En tant que garantie légale et obligatoire, son application doit avoir lieu sans frais pour l’acheteur, ceci contrairement à la garantie commerciale qui est facultative et fait l’objet d’un contrat écrit précisant le contenu de la garantie, son prix ou sa gratuité de la garantie, les modalités de sa mise en œuvre ainsi que sa durée.

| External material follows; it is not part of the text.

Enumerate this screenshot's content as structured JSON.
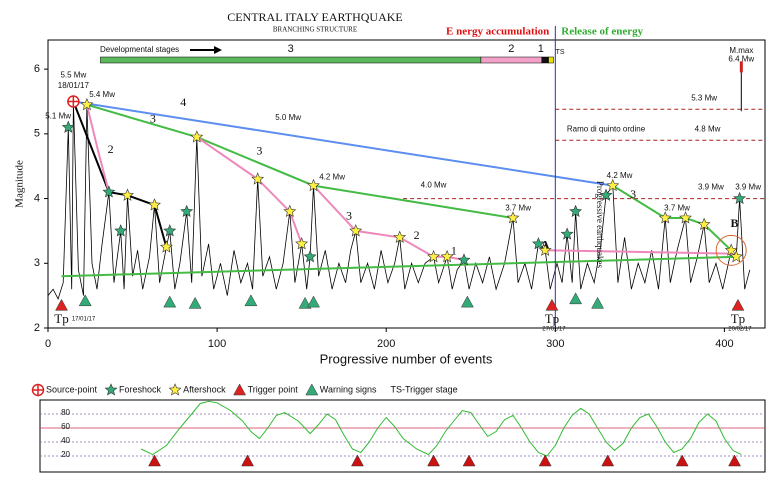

Le vendeur ne peut demander au consommateur de payer des frais pour la réparation ou le remplacement du bien défectueux, y compris les frais de renvoi du bien ou tout autre frais concernant la réparation (pièces de rechange, main d’œuvre…).

Conditions de la garantie

Pour être reconnu comme vice caché, le navire ou ses équipements doit répondre à un des points suivants :

  • Etre caché, c’est-à-dire non apparent lors de l’achat. Si une expertise ou un démontage est nécessaire pour découvrir le défaut du bien, celui-ci sera considéré comme caché
  • Rendre le bien impropre à l’usage auquel on le destine ou diminuer très fortement son usage- exister au moment de l’achat.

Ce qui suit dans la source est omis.